A combination of both hepcidin and serum AFP to discriminate between both groups showed a 73.33% sensitivity, 100.0% specificity, 100.0% PPV, and 78.95% NPP. (p<0.001) which is better than using either serum AFP or serum hepcidin alone.

This research has several restrictions. First off, because this research only included a limited sample size from one hospital, it is important to be cautious when interpreting the results. Second, this investigation produced no information about the timing and manner of the change in serum levels in these individuals without serial assessment of the circulating hepcidin levels.

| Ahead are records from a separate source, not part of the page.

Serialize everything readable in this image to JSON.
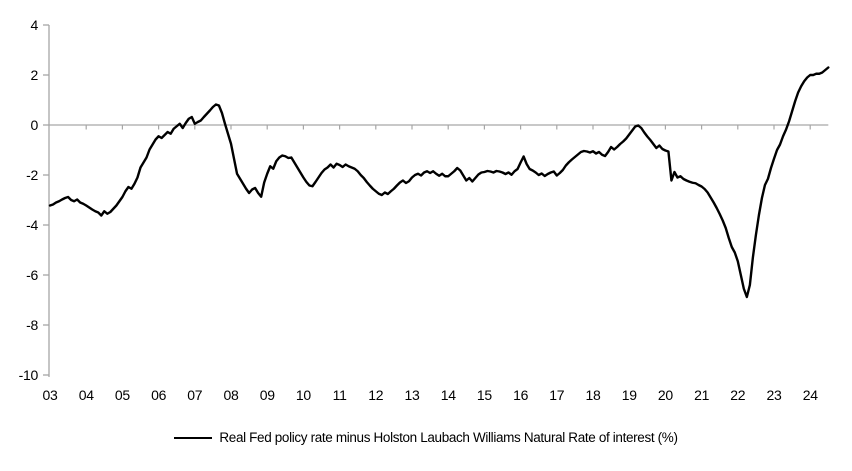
{
  "colors": {
    "background": "#ffffff",
    "axis": "#a6a6a6",
    "zero_gridline": "#a6a6a6",
    "line": "#000000",
    "text": "#000000"
  },
  "chart_data": {
    "type": "line",
    "title": "",
    "xlabel": "",
    "ylabel": "",
    "ylim": [
      -10,
      4
    ],
    "y_ticks": [
      4,
      2,
      0,
      -2,
      -4,
      -6,
      -8,
      -10
    ],
    "x_tick_labels": [
      "03",
      "04",
      "05",
      "06",
      "07",
      "08",
      "09",
      "10",
      "11",
      "12",
      "13",
      "14",
      "15",
      "16",
      "17",
      "18",
      "19",
      "20",
      "21",
      "22",
      "23",
      "24"
    ],
    "grid": false,
    "zero_line": true,
    "legend_position": "bottom-center",
    "frequency": "monthly",
    "x_start": {
      "year": 2003,
      "month": 1
    },
    "series": [
      {
        "name": "Real Fed policy rate minus Holston Laubach Williams Natural Rate of interest (%)",
        "color": "#000000",
        "values": [
          -3.22,
          -3.18,
          -3.1,
          -3.05,
          -2.98,
          -2.92,
          -2.88,
          -3.0,
          -3.05,
          -2.98,
          -3.1,
          -3.15,
          -3.22,
          -3.3,
          -3.38,
          -3.45,
          -3.5,
          -3.62,
          -3.45,
          -3.55,
          -3.48,
          -3.35,
          -3.22,
          -3.05,
          -2.88,
          -2.65,
          -2.48,
          -2.55,
          -2.35,
          -2.1,
          -1.7,
          -1.5,
          -1.3,
          -0.98,
          -0.78,
          -0.58,
          -0.45,
          -0.52,
          -0.4,
          -0.28,
          -0.35,
          -0.15,
          -0.05,
          0.05,
          -0.12,
          0.08,
          0.25,
          0.32,
          0.05,
          0.12,
          0.18,
          0.32,
          0.45,
          0.58,
          0.72,
          0.82,
          0.78,
          0.48,
          0.05,
          -0.35,
          -0.75,
          -1.35,
          -1.95,
          -2.15,
          -2.35,
          -2.55,
          -2.72,
          -2.58,
          -2.52,
          -2.72,
          -2.87,
          -2.3,
          -1.95,
          -1.65,
          -1.75,
          -1.45,
          -1.3,
          -1.22,
          -1.25,
          -1.32,
          -1.3,
          -1.5,
          -1.7,
          -1.9,
          -2.1,
          -2.28,
          -2.42,
          -2.45,
          -2.28,
          -2.1,
          -1.92,
          -1.78,
          -1.7,
          -1.58,
          -1.7,
          -1.55,
          -1.6,
          -1.68,
          -1.58,
          -1.65,
          -1.7,
          -1.75,
          -1.85,
          -2.0,
          -2.12,
          -2.28,
          -2.42,
          -2.55,
          -2.65,
          -2.75,
          -2.8,
          -2.7,
          -2.76,
          -2.65,
          -2.55,
          -2.42,
          -2.3,
          -2.22,
          -2.32,
          -2.25,
          -2.1,
          -2.0,
          -1.95,
          -2.02,
          -1.9,
          -1.85,
          -1.92,
          -1.85,
          -1.95,
          -2.03,
          -1.95,
          -2.05,
          -2.05,
          -1.95,
          -1.85,
          -1.72,
          -1.82,
          -2.02,
          -2.22,
          -2.12,
          -2.26,
          -2.12,
          -1.98,
          -1.9,
          -1.88,
          -1.84,
          -1.86,
          -1.9,
          -1.84,
          -1.86,
          -1.9,
          -1.96,
          -1.9,
          -1.99,
          -1.85,
          -1.76,
          -1.5,
          -1.26,
          -1.56,
          -1.76,
          -1.82,
          -1.9,
          -2.0,
          -1.94,
          -2.04,
          -1.96,
          -1.9,
          -1.86,
          -2.02,
          -1.92,
          -1.8,
          -1.62,
          -1.49,
          -1.38,
          -1.28,
          -1.18,
          -1.08,
          -1.04,
          -1.06,
          -1.1,
          -1.05,
          -1.14,
          -1.08,
          -1.19,
          -1.24,
          -1.08,
          -0.88,
          -0.98,
          -0.88,
          -0.76,
          -0.66,
          -0.54,
          -0.38,
          -0.22,
          -0.06,
          -0.02,
          -0.12,
          -0.3,
          -0.46,
          -0.6,
          -0.76,
          -0.92,
          -0.82,
          -0.96,
          -1.02,
          -1.06,
          -2.22,
          -1.88,
          -2.1,
          -2.05,
          -2.16,
          -2.22,
          -2.27,
          -2.31,
          -2.33,
          -2.4,
          -2.46,
          -2.56,
          -2.7,
          -2.9,
          -3.1,
          -3.32,
          -3.56,
          -3.82,
          -4.12,
          -4.52,
          -4.88,
          -5.1,
          -5.45,
          -6.0,
          -6.55,
          -6.88,
          -6.4,
          -5.3,
          -4.4,
          -3.6,
          -2.92,
          -2.4,
          -2.15,
          -1.72,
          -1.35,
          -1.0,
          -0.78,
          -0.45,
          -0.18,
          0.15,
          0.55,
          0.95,
          1.3,
          1.55,
          1.75,
          1.9,
          2.0,
          2.0,
          2.05,
          2.05,
          2.1,
          2.2,
          2.3
        ]
      }
    ],
    "legend": [
      "Real Fed policy rate minus Holston Laubach Williams Natural Rate of interest (%)"
    ]
  }
}
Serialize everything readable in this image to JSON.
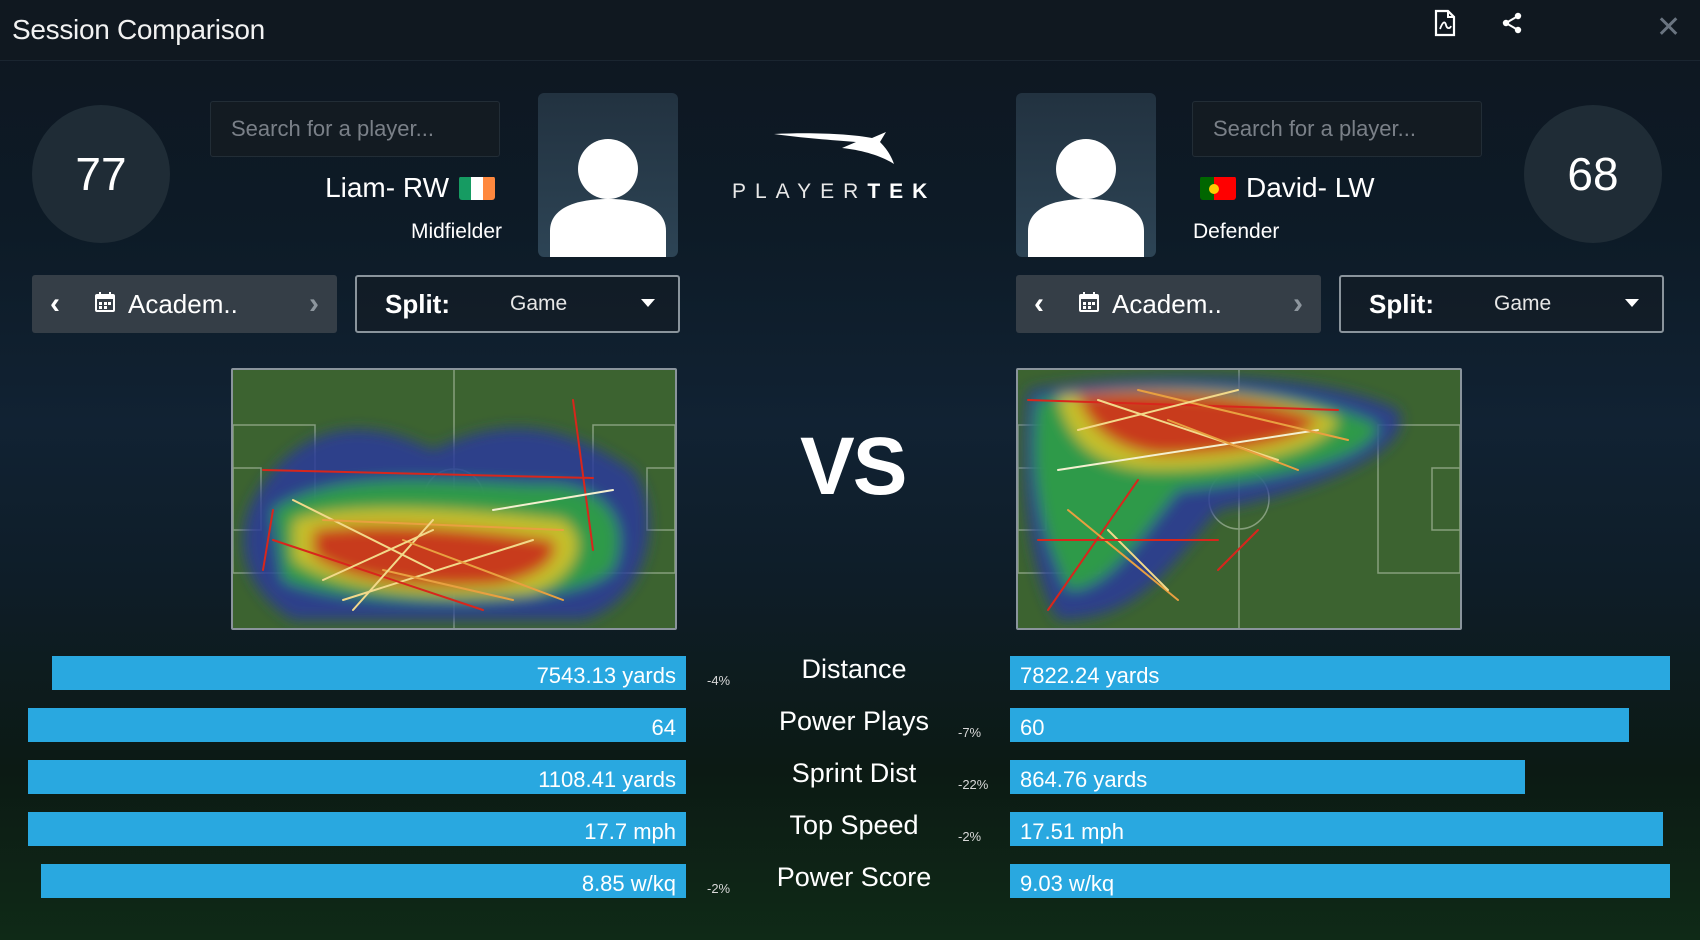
{
  "window": {
    "title": "Session Comparison"
  },
  "left_player": {
    "rating": "77",
    "search_placeholder": "Search for a player...",
    "name": "Liam- RW",
    "position": "Midfielder",
    "session_label": "Academ..",
    "split_key": "Split:",
    "split_value": "Game"
  },
  "right_player": {
    "rating": "68",
    "search_placeholder": "Search for a player...",
    "name": "David- LW",
    "position": "Defender",
    "session_label": "Academ..",
    "split_key": "Split:",
    "split_value": "Game"
  },
  "logo": {
    "text_light": "PLAYER",
    "text_bold": "TEK"
  },
  "vs_text": "VS",
  "stats": [
    {
      "metric": "Distance",
      "left": "7543.13 yards",
      "right": "7822.24 yards",
      "delta": "-4%",
      "delta_side": "left",
      "left_fraction": 0.964,
      "right_fraction": 1.0
    },
    {
      "metric": "Power Plays",
      "left": "64",
      "right": "60",
      "delta": "-7%",
      "delta_side": "right",
      "left_fraction": 1.0,
      "right_fraction": 0.9375
    },
    {
      "metric": "Sprint Dist",
      "left": "1108.41 yards",
      "right": "864.76 yards",
      "delta": "-22%",
      "delta_side": "right",
      "left_fraction": 1.0,
      "right_fraction": 0.78
    },
    {
      "metric": "Top Speed",
      "left": "17.7 mph",
      "right": "17.51 mph",
      "delta": "-2%",
      "delta_side": "right",
      "left_fraction": 1.0,
      "right_fraction": 0.989
    },
    {
      "metric": "Power Score",
      "left": "8.85 w/kq",
      "right": "9.03 w/kq",
      "delta": "-2%",
      "delta_side": "left",
      "left_fraction": 0.98,
      "right_fraction": 1.0
    }
  ],
  "icons": {
    "pdf": "pdf-export-icon",
    "share": "share-icon",
    "close": "close-icon",
    "calendar": "calendar-icon"
  },
  "colors": {
    "bar": "#29a8e0",
    "background": "#0e1620",
    "ireland_flag": [
      "#169b62",
      "#ffffff",
      "#ff883e"
    ],
    "portugal_flag": [
      "#006600",
      "#ff0000"
    ]
  }
}
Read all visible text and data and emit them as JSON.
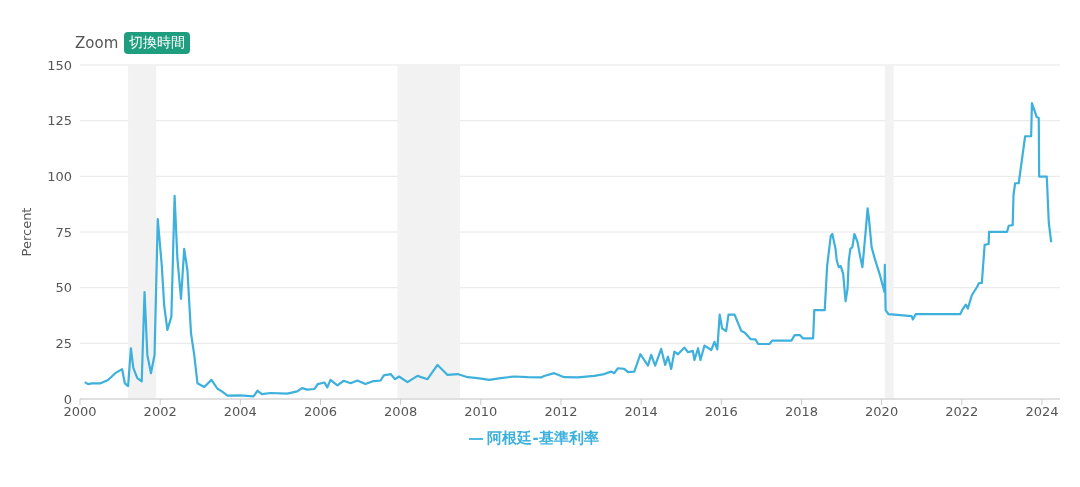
{
  "chart_data": {
    "type": "line",
    "ylabel": "Percent",
    "annotations": [
      "Zoom",
      "切換時間"
    ],
    "xlim": [
      2000,
      2024.45
    ],
    "xticks": [
      2000,
      2002,
      2004,
      2006,
      2008,
      2010,
      2012,
      2014,
      2016,
      2018,
      2020,
      2022,
      2024
    ],
    "ylim": [
      0,
      150
    ],
    "yticks": [
      0,
      25,
      50,
      75,
      100,
      125,
      150
    ],
    "grid": "y",
    "legend": "bottom",
    "marker": "none",
    "line_style": "solid",
    "bands": [
      {
        "axis": "x",
        "from": 2001.2,
        "to": 2001.9,
        "color": "#f2f2f2"
      },
      {
        "axis": "x",
        "from": 2007.92,
        "to": 2009.48,
        "color": "#f2f2f2"
      },
      {
        "axis": "x",
        "from": 2020.08,
        "to": 2020.3,
        "color": "#f2f2f2"
      }
    ],
    "series": [
      {
        "name": "阿根廷-基準利率",
        "color": "#3eb0dc",
        "x": [
          2000.12,
          2000.2,
          2000.3,
          2000.5,
          2000.7,
          2000.88,
          2001.05,
          2001.12,
          2001.2,
          2001.27,
          2001.33,
          2001.43,
          2001.54,
          2001.61,
          2001.68,
          2001.77,
          2001.86,
          2001.94,
          2002.04,
          2002.1,
          2002.18,
          2002.28,
          2002.36,
          2002.43,
          2002.52,
          2002.6,
          2002.68,
          2002.77,
          2002.85,
          2002.93,
          2003.1,
          2003.28,
          2003.43,
          2003.54,
          2003.68,
          2004.0,
          2004.33,
          2004.43,
          2004.54,
          2004.75,
          2005.17,
          2005.42,
          2005.54,
          2005.67,
          2005.85,
          2005.93,
          2006.1,
          2006.17,
          2006.25,
          2006.42,
          2006.58,
          2006.75,
          2006.92,
          2007.12,
          2007.29,
          2007.5,
          2007.58,
          2007.75,
          2007.86,
          2007.96,
          2008.17,
          2008.42,
          2008.67,
          2008.92,
          2009.17,
          2009.42,
          2009.67,
          2009.92,
          2010.21,
          2010.5,
          2010.83,
          2011.17,
          2011.5,
          2011.58,
          2011.83,
          2012.08,
          2012.42,
          2012.83,
          2013.08,
          2013.25,
          2013.33,
          2013.42,
          2013.58,
          2013.67,
          2013.83,
          2013.98,
          2014.17,
          2014.25,
          2014.35,
          2014.5,
          2014.6,
          2014.67,
          2014.75,
          2014.83,
          2014.92,
          2015.08,
          2015.17,
          2015.29,
          2015.33,
          2015.42,
          2015.48,
          2015.58,
          2015.75,
          2015.83,
          2015.9,
          2015.96,
          2016.02,
          2016.12,
          2016.18,
          2016.33,
          2016.5,
          2016.58,
          2016.73,
          2016.85,
          2016.92,
          2017.2,
          2017.27,
          2017.75,
          2017.83,
          2017.96,
          2018.04,
          2018.29,
          2018.32,
          2018.58,
          2018.64,
          2018.73,
          2018.77,
          2018.85,
          2018.88,
          2018.93,
          2018.98,
          2019.04,
          2019.1,
          2019.15,
          2019.18,
          2019.22,
          2019.27,
          2019.32,
          2019.4,
          2019.46,
          2019.52,
          2019.6,
          2019.65,
          2019.68,
          2019.75,
          2019.83,
          2019.96,
          2020.07,
          2020.08,
          2020.1,
          2020.17,
          2020.75,
          2020.78,
          2020.85,
          2021.96,
          2022.02,
          2022.1,
          2022.15,
          2022.25,
          2022.38,
          2022.43,
          2022.5,
          2022.57,
          2022.67,
          2022.68,
          2023.13,
          2023.17,
          2023.27,
          2023.29,
          2023.33,
          2023.42,
          2023.58,
          2023.73,
          2023.75,
          2023.87,
          2023.92,
          2023.93,
          2024.12,
          2024.17,
          2024.23
        ],
        "values": [
          7.6,
          6.7,
          7,
          7,
          8.5,
          11.6,
          13.4,
          7,
          5.8,
          22.8,
          14,
          9.4,
          7.9,
          48,
          19.8,
          11.6,
          19.8,
          80.8,
          60,
          42,
          31,
          37,
          91.2,
          63,
          45,
          67.4,
          57.7,
          29.5,
          19.8,
          7.1,
          5.4,
          8.6,
          4.6,
          3.4,
          1.5,
          1.6,
          1.2,
          3.7,
          2.2,
          2.7,
          2.4,
          3.4,
          4.9,
          4.2,
          4.5,
          6.7,
          7.4,
          5.2,
          8.6,
          6.1,
          8.2,
          7.1,
          8.3,
          6.7,
          7.9,
          8.3,
          10.6,
          11.2,
          8.9,
          10.1,
          7.6,
          10.4,
          8.9,
          15.3,
          10.8,
          11.2,
          9.8,
          9.4,
          8.6,
          9.4,
          10.1,
          9.8,
          9.7,
          10.3,
          11.6,
          9.8,
          9.7,
          10.4,
          11.2,
          12.3,
          11.6,
          13.8,
          13.5,
          12.1,
          12.3,
          20.1,
          15,
          19.8,
          15,
          22.5,
          15.3,
          19,
          13.5,
          21.3,
          20.1,
          23.1,
          21,
          21.6,
          17.5,
          22.8,
          17.5,
          24,
          22,
          25.7,
          22.3,
          37.9,
          31.7,
          30.5,
          37.9,
          37.9,
          30.5,
          29.9,
          26.9,
          26.8,
          24.7,
          24.7,
          26.2,
          26.2,
          28.7,
          28.7,
          27.2,
          27.2,
          39.9,
          39.9,
          59.7,
          73.1,
          74.1,
          67.4,
          62.2,
          59.2,
          59.7,
          56.2,
          43.9,
          49.6,
          62.2,
          67.4,
          68.2,
          74.1,
          70.4,
          64.4,
          59.2,
          74.9,
          85.6,
          81.6,
          68.2,
          62.9,
          55.5,
          48.1,
          60.3,
          39.9,
          38.1,
          37.2,
          35.7,
          38.1,
          38.1,
          40.3,
          42.4,
          40.6,
          46.6,
          50.3,
          52.1,
          52.1,
          69.2,
          69.6,
          75.1,
          75.1,
          77.8,
          78.1,
          91.5,
          96.9,
          96.9,
          118,
          118,
          132.9,
          126.6,
          126.2,
          99.9,
          99.9,
          79.3,
          70.4
        ]
      }
    ]
  }
}
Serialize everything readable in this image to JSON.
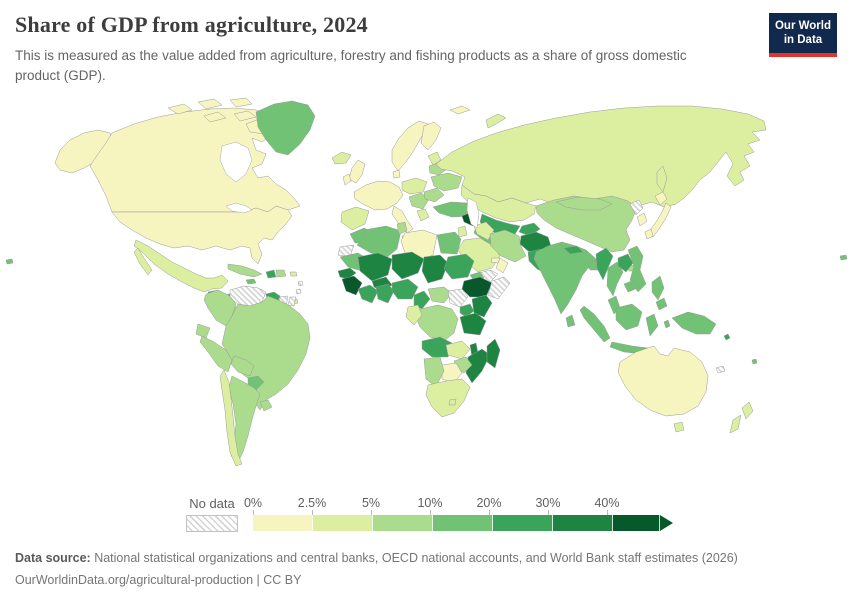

Hepcidin tests were taken after the HCC; therefore, they may not correctly represent pre-HCC exposure.

Conclusions

We concluded that although hepcidin levels cannot be utilized as a diagnostic marker for cirrhosis or HCC, they may be employed as an essential biochemical parameter in progress of cirrhosis up to HCC. Using ROC curve analysis, the ability of combined use of hepcidin and AFP level in serum to distinguish those with cirrhosis and HCC from other patients with cirrhosis and no HCC is better than AFP alone or hepcidin alone.